Rain poured down in droves, soaking my uniform.
It had been a year since I last hoped of a good life.
It had been a year since I had but one good dream.
Every dream nowadays... I don't remember exactly what they're about, except that I always wake up a little teary-eyed.
I reached into my pocket. Good. They left my wallet this time.
Next week, I may not be so lucky.
Fortunately, the bruises don't hurt much nowadays.
Maybe I'm getting used to it? I should be. They've called me out every week for the past year. If the pain was as strong as that very first day, I should be more than worried.
Fortunately, there's absolutely nothing to be worried about. The beatings hurt a lot less now, after all.
I should be fine for the rest of the year.
I'll be just fine.
I tried getting up. No good. My whole body ached.
I suppose I'll just sit here,
and soak in the rain for a while...
___
I was finally home.
I wish they left some money in the wallet. What use is a wallet without money? If those guys were gonna leave my wallet, they could've been just a little more considerate and leave just enough for a bus ride home!
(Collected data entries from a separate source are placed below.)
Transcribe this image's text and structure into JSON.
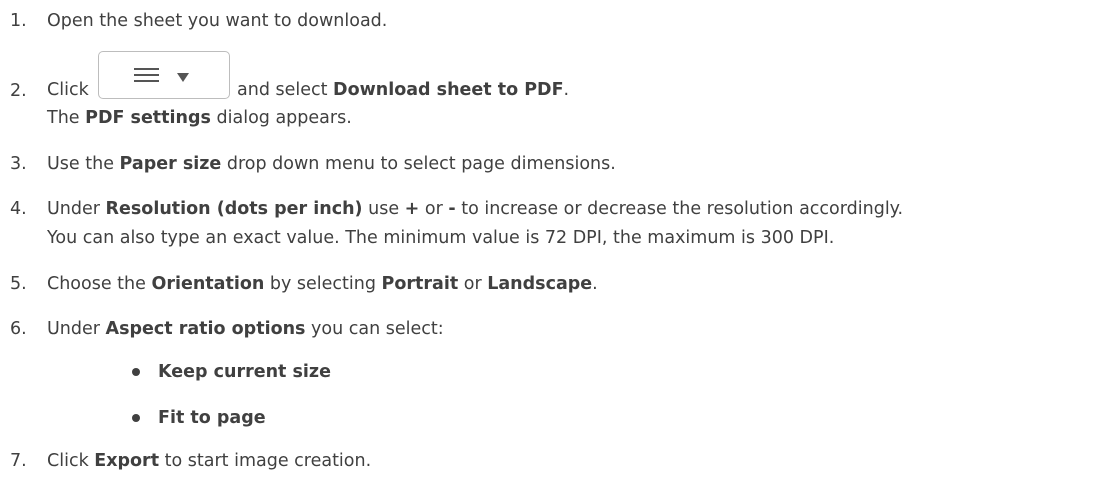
{
  "steps": [
    {
      "number": "1.",
      "text": "Open the sheet you want to download."
    },
    {
      "number": "2.",
      "prefix": "Click",
      "mid": " and select ",
      "bold": "Download sheet to PDF",
      "suffix": ".",
      "line2_prefix": "The ",
      "line2_bold": "PDF settings",
      "line2_suffix": " dialog appears."
    },
    {
      "number": "3.",
      "prefix": "Use the ",
      "bold": "Paper size",
      "suffix": " drop down menu to select page dimensions."
    },
    {
      "number": "4.",
      "prefix": "Under ",
      "bold1": "Resolution (dots per inch)",
      "mid1": " use ",
      "bold2": "+",
      "mid2": " or ",
      "bold3": "-",
      "suffix": " to increase or decrease the resolution accordingly.",
      "line2": "You can also type an exact value. The minimum value is 72 DPI, the maximum is 300 DPI."
    },
    {
      "number": "5.",
      "prefix": "Choose the ",
      "bold1": "Orientation",
      "mid1": " by selecting ",
      "bold2": "Portrait",
      "mid2": " or ",
      "bold3": "Landscape",
      "suffix": "."
    },
    {
      "number": "6.",
      "prefix": "Under ",
      "bold": "Aspect ratio options",
      "suffix": " you can select:",
      "options": [
        "Keep current size",
        "Fit to page"
      ]
    },
    {
      "number": "7.",
      "prefix": "Click ",
      "bold": "Export",
      "suffix": " to start image creation."
    }
  ],
  "icons": {
    "menu_button": "hamburger-menu-icon",
    "menu_caret": "chevron-down-icon"
  }
}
I suppose I shouldn't complain, though.
After all, I was lucky today. And, I got a good walk in too. Gotta get my exercise in somehow.
It was already evening, and the air was cold and the neighborhood damp.
When I entered through the front gate, I remembered that I was supposed to give the service guy a call today.
How could I forget! The walls were about to fall over! They'll crumble at this rate!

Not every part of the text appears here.